The Watergate Scandal
The Watergate scandal remains one of the most notorious episodes in 20th century American history. As the scandal unfolded between July 1972 and August 1974, it revealed a pattern of corruption and illegal activity within the Nixon White House, all of which President Nixon knew of and approved. The Watergate scandal was such a transformative event in American politics that the suffix "-gate" is now attached to any political scandal.
The Watergate Scandal and the Nixon Administration
Members of the Nixon Administration worked with the Committee for the Re-Election of the President (CREEP) to attempt to break into the headquarters of the Democratic National Committee at the Watergate office complex. The burglars were arrested and quickly connected to lower officials at the Nixon White House. While there is some evidence that Nixon did not know beforehand of the break-in, he quickly ordered his Chief of Staff, H.R. Haldeman, to have the CIA block the FBI's investigation.

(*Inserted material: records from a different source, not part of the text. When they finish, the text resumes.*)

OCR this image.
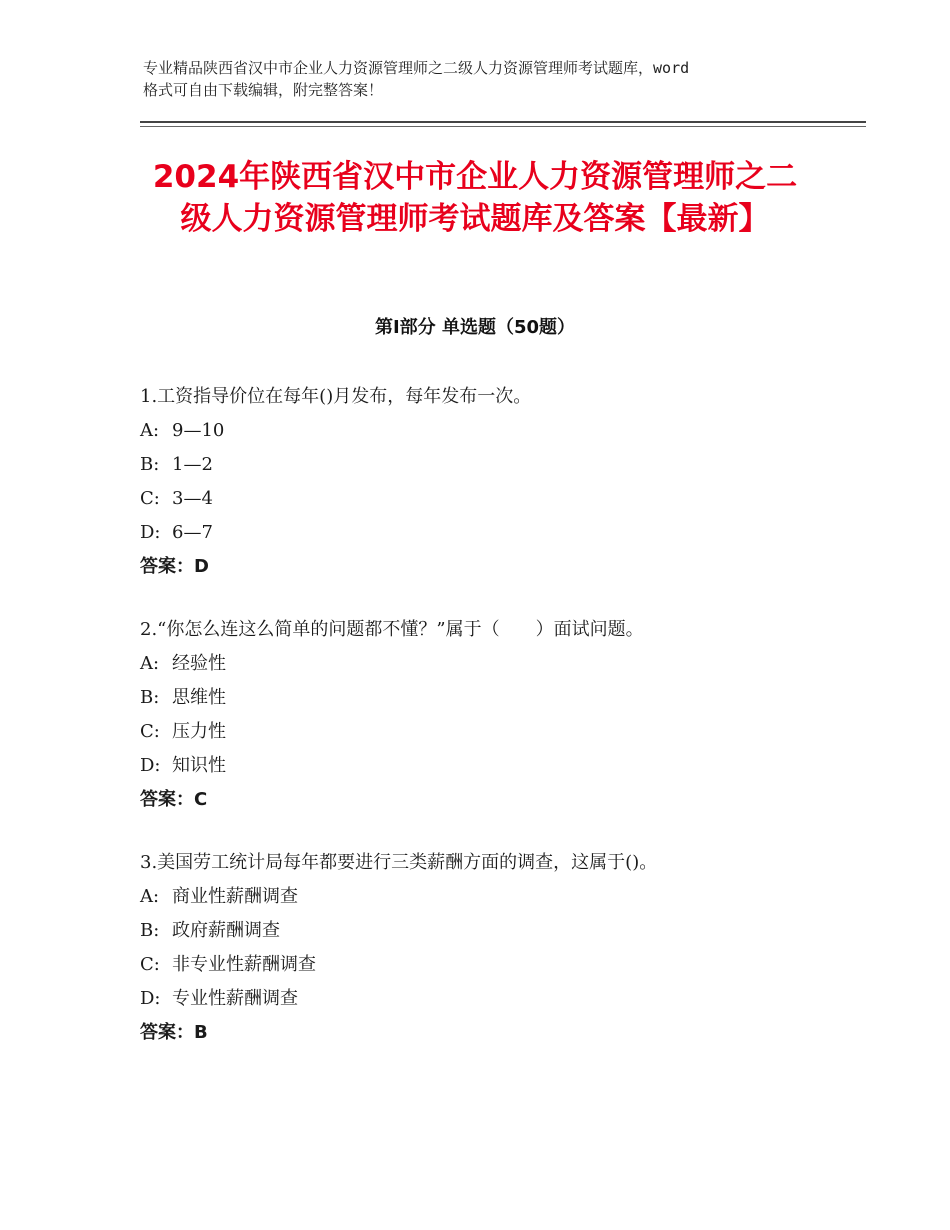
专业精品陕西省汉中市企业人力资源管理师之二级人力资源管理师考试题库，word
格式可自由下载编辑，附完整答案！
2024年陕西省汉中市企业人力资源管理师之二级人力资源管理师考试题库及答案【最新】
第Ⅰ部分 单选题（50题）
1.工资指导价位在每年()月发布，每年发布一次。
A: 9—10
B: 1—2
C: 3—4
D: 6—7
答案：D
2.“你怎么连这么简单的问题都不懂？”属于（　　）面试问题。
A: 经验性
B: 思维性
C: 压力性
D: 知识性
答案：C
3.美国劳工统计局每年都要进行三类薪酬方面的调查，这属于()。
A: 商业性薪酬调查
B: 政府薪酬调查
C: 非专业性薪酬调查
D: 专业性薪酬调查
答案：B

The following are facts that you will want to put in any research paper that you wish to write on the Watergate Scandal:
- Investigations into the burglars led to a money trail coming from the Republican Party, specifically CREEP.
- Intensive media coverage by major newspapers, especially The Washington Post discovered White House involvement.
- Post reporters Bob Woodward and Carl Bernstein were instrumental in bringing many truths to the public's attention.
- The Watergate scandal would culminate in the resignation of President Nixon in August 1974.